The function applies recursively to field values that are
dataclass instances. This will also look into built-in containers:
tuples, lists, and dicts. Other objects are copied with 'copy.deepcopy()'.
"""
if not _is_dataclass_instance(obj):
raise TypeError("asdict() should be called on dataclass instances")
return _asdict_inner(obj, dict_factory)
def _asdict_inner(obj, dict_factory):
if type(obj) in _ATOMIC_TYPES:
return obj
elif _is_dataclass_instance(obj):
# fast path for the common case
if dict_factory is dict:
return {
f.name: _asdict_inner(getattr(obj, f.name), dict)
for f in fields(obj)
# --------------CHANGED-----------------------------------------------
if field_filter(f)
# --------------------------------------------------------------------
}
else:
result = []
for f in fields(obj):
value = _asdict_inner(getattr(obj, f.name), dict_factory)
# --------------CHANGED-----------------------------------------------
if field_filter(f):
result.append((f.name, value))
# --------------------------------------------------------------------
return dict_factory(result)
elif isinstance(obj, tuple) and hasattr(obj, '_fields'):
# obj is a namedtuple. Recurse into it, but the returned
# object is another namedtuple of the same type. This is
# similar to how other list- or tuple-derived classes are
# treated (see below), but we just need to create them
# differently because a namedtuple's __init__ needs to be
# called differently (see bpo-34363).
# I'm not using namedtuple's _asdict()
# method, because:
# - it does not recurse in to the namedtuple fields and
# convert them to dicts (using dict_factory).
# - I don't actually want to return a dict here. The main
# use case here is json.dumps, and it handles converting
# namedtuples to lists. Admittedly we're losing some
# information here when we produce a json list instead of a
# dict. Note that if we returned dicts here instead of
# namedtuples, we could no longer call asdict() on a data
# structure where a namedtuple was used as a dict key.
return type(obj)(*[_asdict_inner(v, dict_factory) for v in obj])
elif isinstance(obj, (list, tuple)):
# Assume we can create an object of this type by passing in a
# generator (which is not true for namedtuples, handled
# above).
return type(obj)(_asdict_inner(v, dict_factory) for v in obj)
elif isinstance(obj, dict):
if hasattr(type(obj), 'default_factory'):
# obj is a defaultdict, which has a different constructor from
# dict as it requires the default_factory as its first arg.
result = type(obj)(getattr(obj, 'default_factory'))
for k, v in obj.items():
result[_asdict_inner(k, dict_factory)] = _asdict_inner(v, dict_factory)
return result
return type(obj)((_asdict_inner(k, dict_factory),
_asdict_inner(v, dict_factory))
for k, v in obj.items())
else:
return copy.deepcopy(obj)
This is worked very well for me
Upvotes: 1
Reputation: 1198
I've ended up defining dict_factory in dataclass as staticmethod and then using in as_dict().

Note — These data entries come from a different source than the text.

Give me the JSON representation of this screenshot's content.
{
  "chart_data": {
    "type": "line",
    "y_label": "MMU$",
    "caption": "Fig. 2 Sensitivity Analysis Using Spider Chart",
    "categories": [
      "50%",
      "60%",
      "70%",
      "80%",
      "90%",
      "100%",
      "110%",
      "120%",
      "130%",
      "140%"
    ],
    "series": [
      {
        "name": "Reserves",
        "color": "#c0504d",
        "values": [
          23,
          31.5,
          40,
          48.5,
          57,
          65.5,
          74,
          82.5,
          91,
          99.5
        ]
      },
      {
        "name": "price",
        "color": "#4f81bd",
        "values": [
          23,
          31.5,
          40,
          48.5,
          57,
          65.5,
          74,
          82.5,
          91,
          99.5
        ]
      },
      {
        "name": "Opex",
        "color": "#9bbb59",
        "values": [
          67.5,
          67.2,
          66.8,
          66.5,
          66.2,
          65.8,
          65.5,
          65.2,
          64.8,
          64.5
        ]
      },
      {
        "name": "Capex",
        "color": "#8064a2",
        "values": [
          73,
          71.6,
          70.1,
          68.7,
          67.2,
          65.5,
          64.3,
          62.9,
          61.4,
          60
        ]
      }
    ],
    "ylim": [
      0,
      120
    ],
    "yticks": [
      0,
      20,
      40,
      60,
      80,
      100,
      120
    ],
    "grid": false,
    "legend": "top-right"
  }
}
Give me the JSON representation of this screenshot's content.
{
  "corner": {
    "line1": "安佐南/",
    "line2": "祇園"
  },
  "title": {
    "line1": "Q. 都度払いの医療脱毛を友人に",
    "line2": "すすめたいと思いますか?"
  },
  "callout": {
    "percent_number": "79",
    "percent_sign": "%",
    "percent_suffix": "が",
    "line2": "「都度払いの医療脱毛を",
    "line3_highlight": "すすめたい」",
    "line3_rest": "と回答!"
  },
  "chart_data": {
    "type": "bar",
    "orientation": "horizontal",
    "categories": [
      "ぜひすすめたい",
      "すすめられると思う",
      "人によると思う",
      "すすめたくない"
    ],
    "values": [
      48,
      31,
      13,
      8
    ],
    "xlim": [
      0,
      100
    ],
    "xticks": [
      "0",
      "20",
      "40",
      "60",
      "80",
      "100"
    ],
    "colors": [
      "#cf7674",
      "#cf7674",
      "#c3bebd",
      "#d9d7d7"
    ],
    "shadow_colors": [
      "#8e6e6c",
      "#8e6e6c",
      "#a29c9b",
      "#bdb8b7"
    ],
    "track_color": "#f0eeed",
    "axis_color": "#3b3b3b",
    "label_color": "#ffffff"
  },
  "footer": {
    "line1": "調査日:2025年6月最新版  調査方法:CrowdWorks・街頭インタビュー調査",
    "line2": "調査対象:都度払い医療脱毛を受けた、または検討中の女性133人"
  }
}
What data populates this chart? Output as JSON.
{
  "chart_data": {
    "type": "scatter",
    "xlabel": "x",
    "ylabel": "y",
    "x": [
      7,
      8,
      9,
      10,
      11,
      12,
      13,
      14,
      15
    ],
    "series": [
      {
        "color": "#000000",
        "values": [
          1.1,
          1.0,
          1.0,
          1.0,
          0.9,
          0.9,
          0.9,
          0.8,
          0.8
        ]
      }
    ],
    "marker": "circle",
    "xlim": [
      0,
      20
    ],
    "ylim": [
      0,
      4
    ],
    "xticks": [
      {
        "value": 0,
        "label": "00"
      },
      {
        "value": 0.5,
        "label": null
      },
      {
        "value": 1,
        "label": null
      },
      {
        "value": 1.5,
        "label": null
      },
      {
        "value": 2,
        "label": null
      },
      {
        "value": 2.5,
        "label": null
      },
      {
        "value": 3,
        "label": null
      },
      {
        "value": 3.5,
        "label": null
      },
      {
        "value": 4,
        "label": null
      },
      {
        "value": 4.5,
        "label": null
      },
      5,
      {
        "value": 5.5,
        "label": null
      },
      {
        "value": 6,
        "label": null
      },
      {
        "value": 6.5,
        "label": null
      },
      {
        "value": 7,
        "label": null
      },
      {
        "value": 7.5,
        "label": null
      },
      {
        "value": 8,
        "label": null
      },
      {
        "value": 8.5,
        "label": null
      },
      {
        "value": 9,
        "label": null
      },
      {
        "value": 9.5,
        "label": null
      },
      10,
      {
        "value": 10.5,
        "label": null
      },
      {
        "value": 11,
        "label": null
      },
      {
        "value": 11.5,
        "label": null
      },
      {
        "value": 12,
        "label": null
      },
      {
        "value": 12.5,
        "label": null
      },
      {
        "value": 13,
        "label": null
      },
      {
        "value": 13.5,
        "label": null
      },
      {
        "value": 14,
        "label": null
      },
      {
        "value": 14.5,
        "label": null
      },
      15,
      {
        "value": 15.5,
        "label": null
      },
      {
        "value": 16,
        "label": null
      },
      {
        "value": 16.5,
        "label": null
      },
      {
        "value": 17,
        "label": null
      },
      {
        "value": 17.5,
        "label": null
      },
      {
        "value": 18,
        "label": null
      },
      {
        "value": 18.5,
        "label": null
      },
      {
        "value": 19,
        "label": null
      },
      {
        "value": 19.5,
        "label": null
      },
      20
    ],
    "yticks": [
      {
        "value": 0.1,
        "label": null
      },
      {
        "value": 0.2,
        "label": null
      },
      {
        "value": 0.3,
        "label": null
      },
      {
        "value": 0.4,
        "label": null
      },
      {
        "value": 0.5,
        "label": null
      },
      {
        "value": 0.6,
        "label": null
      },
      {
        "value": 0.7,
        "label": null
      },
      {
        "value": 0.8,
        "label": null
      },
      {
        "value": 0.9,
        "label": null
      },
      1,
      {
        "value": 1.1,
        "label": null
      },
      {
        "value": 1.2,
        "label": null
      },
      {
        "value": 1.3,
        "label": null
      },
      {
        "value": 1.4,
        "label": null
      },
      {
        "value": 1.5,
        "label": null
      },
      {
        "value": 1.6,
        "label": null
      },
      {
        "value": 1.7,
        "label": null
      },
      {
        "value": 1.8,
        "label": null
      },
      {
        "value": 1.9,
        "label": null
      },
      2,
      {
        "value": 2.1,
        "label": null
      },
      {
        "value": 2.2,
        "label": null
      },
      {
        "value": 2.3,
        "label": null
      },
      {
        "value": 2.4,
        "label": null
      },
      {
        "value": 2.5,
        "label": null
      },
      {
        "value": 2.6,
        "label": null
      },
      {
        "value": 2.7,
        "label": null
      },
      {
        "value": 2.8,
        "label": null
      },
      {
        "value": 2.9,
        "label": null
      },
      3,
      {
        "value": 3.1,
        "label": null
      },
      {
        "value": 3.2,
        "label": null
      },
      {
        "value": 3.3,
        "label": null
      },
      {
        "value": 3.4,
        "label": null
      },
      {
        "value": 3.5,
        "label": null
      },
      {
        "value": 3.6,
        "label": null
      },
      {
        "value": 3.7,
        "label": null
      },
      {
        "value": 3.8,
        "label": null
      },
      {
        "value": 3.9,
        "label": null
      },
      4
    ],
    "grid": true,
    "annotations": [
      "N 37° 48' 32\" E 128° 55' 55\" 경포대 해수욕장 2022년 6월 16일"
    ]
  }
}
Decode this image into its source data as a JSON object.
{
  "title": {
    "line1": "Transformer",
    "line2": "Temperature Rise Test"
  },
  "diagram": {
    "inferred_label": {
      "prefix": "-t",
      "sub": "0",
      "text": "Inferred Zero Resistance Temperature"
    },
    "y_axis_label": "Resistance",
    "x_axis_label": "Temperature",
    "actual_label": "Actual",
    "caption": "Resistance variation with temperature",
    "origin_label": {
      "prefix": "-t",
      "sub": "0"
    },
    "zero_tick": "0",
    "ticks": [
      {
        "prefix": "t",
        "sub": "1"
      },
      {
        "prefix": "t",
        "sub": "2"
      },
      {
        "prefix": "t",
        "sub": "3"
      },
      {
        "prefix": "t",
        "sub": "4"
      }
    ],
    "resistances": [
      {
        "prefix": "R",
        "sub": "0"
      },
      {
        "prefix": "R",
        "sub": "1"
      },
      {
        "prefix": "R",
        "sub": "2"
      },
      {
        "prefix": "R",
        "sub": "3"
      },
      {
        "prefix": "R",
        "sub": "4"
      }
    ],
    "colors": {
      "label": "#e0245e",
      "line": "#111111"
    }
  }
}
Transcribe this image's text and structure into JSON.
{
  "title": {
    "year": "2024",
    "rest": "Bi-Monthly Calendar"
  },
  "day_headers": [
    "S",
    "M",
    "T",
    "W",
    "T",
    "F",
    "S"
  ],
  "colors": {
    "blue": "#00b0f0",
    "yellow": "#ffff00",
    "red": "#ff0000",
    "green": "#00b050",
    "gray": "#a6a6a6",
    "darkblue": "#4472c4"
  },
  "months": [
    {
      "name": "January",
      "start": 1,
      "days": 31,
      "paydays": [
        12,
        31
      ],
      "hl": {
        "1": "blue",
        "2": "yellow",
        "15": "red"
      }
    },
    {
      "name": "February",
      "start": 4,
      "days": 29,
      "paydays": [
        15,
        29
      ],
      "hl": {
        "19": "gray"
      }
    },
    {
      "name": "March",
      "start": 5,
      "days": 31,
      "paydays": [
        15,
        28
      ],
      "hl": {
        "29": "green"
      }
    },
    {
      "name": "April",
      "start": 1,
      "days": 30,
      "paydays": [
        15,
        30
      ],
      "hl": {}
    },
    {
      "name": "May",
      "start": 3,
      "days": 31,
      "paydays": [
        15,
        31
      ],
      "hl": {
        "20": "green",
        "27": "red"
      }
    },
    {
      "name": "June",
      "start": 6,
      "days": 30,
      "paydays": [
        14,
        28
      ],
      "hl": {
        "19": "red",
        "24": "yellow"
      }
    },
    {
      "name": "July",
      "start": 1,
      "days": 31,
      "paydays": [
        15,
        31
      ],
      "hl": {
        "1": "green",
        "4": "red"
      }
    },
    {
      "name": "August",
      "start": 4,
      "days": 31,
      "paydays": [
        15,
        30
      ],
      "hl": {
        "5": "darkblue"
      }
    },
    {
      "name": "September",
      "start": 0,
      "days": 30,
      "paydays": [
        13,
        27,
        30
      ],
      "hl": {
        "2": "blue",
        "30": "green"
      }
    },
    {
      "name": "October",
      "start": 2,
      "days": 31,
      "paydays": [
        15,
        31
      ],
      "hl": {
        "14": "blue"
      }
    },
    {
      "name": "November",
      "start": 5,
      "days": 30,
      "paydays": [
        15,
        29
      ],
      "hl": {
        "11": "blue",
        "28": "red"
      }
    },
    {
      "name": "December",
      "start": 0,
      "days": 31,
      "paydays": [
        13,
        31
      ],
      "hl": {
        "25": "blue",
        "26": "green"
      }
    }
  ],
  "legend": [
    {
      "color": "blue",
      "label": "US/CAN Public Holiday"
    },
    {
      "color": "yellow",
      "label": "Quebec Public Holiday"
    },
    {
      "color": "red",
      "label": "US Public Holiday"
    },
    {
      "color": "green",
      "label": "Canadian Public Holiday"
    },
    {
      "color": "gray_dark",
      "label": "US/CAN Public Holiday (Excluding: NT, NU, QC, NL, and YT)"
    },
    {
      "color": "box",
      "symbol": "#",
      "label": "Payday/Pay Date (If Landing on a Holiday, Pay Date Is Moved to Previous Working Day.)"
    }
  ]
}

Found it more straightforward than messing with metadata.
from typing import Optional, Tuple
from dataclasses import asdict, dataclass
@dataclass
class Space:
size: Optional[int] = None
dtype: Optional[str] = None
shape: Optional[Tuple[int]] = None
@staticmethod
def dict_factory(x):
exclude_fields = ("shape", )
return {k: v for (k, v) in x if ((v is not None) and (k not in exclude_fields))}
s1 = Space(size=2)
s1_dict = asdict(s1, dict_factory=Space.dict_factory)
print(s1_dict)
# {"size": 2}
s2 = Space(dtype='int', shape=(2, 5))
s2_dict = asdict(s2, dict_factory=Space.dict_factory)
print(s2_dict)
# {"dtype": "int"}
# no "shape" key, because it is excluded in dict_factory of the class.
Upvotes: 8
Reputation: 179
You can add custom metadata to field like field(metadata={"include_in_dict":True})
and in the dict_factory you can check this before anything else and skip the field if needed.